Изменить размер шрифта - +
«Сын человеческий» — не конкретная историческая личность, не что-то отдельное и уникальное, а извечный факт, психологический символ, свободный от связи с понятием времени. То же, причем в самом высоком смысле, верно сказать и о боге, как типично символистски представлял себе его этот человек, и о «царстве божьем», «царстве небесном», о «сынах божьих». Нет ничего менее христианского, чем церковные огрубления — личный бог, «царство божие», которое грядет, «царство небесное» по ту сторону, «сын божий» в качестве второй ипостаси Троицы. Все это — простите за выражение — кулаком в глаз евангелия, — да в какой глаз! Все это — всемирно-историческое циническое глумление над символом… И ведь очевидно, к чему относятся эти знаки — «отец», «сын», — очевидно, но не для всякого ока, это я признаю: слово «сын» подразумевает приобщение к совокупному чувству преображения всего на свете (блаженство), а слово «отец» — само это чувство, чувство вечности и завершенности всего… Стыдно припоминать, во что обратила церковь такую символику — не выставлена ли у порога христианской «веры» история Амфитриона? А еще догмат о «непорочном зачатии»?.. Да ведь им опорочено зачатие…

«Царство небесное» — это состояние сердца, а отнюдь не то, что находится «над землею» и грядет «после смерти». Понятие о естественной смерти вообще отсутствует в евангелии: смерть — не мост, не переход, совсем нет смерти, потому что она принадлежит лишь кажущемуся миру, от которого только та польза, что в нем можно черпать знаки. И «смертный час» — тоже не христианское понятие: для проповедующего «радостную весть» нет «часа», нет времени, нет и физической жизни с ее кризисами… «Царство божие» не ждут — для него нет ни вчерашнего, ни послезавтрашнего дня, и через тысячу лет оно не грядет — это только опыт сердца: оно повсюду, оно нигде…

 

35

 

«Радостный вестник» умер, как жил, как учил, — не ради «искупления людей», а для того чтобы показать, как надо жить. Практическое поведение — вот что завещал он человечеству: свое поведение перед судьями, перед солдатами, перед обвинителями, перед всевозможной клеветой и издевательствами, — свое поведение на кресте. Он ничему не противится, не защищает своих прав, не делает и шага ради того, чтобы предотвратить самое страшное, — более того, он еще торопит весь этот ужас… И он молит, он страдает и любит вместе с теми и в тех, кто чинит ему зло… Не противиться, не гневаться, не призывать к ответу… И злу не противиться — любить его…

 

36

 

…Только мы, чей ум раскован, только мы обрели предпосылку для уразумения того, что неверно понимали в течение девятнадцати столетий, — прямоту, ставшую инстинктом и страстью: она со «священной ложью» воюет еще непримиримее, чем с любой иной… Все это время люди были несказанно далеки от нашей деликатной и осторожной нейтральности, от той дисциплины духа, которая позволяет угадывать столь чуждые, столь тонкие вещи: всегда люди нагло и себялюбиво искали лишь собственной выгоды, вот и церковь построили в пику евангелию…

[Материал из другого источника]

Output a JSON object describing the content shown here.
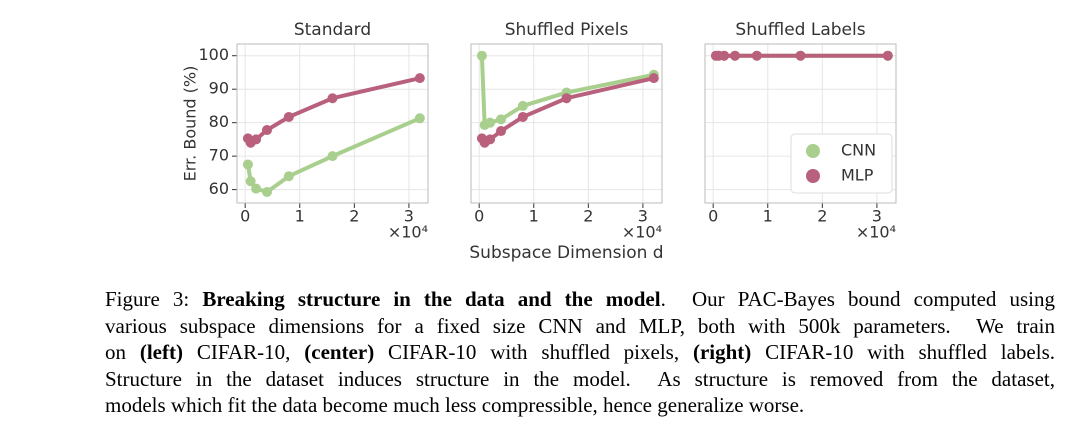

Если искать признаки того, что за великой игрою миров скрывается божество, перебирающее веревочки в своих ловких пальцах, немало даст тот колоссальной величины вопросительный знак, который получил наименование христианства. Человечество преклоняется пред обратным тому, в чем заключались исток, смысл, оправдание евангелия; в понятии «церковь» человечество освятило все то, что преодолел и превозмог «радостный вестник»… — напрасно искать более грандиозную форму всемирноисторической иронии…

 

37

 

…Наш век гордится своим чувством истории: как же мог он уверовать в этот бред — будто христианство началось с грубой побасенки о чудотворце-искупителе, а все духовно-символическое — только итог позднейшего развития?! Совсем наоборот: история христианства, начиная со смерти на кресте, — это история все более грубого непонимания изначальной символики.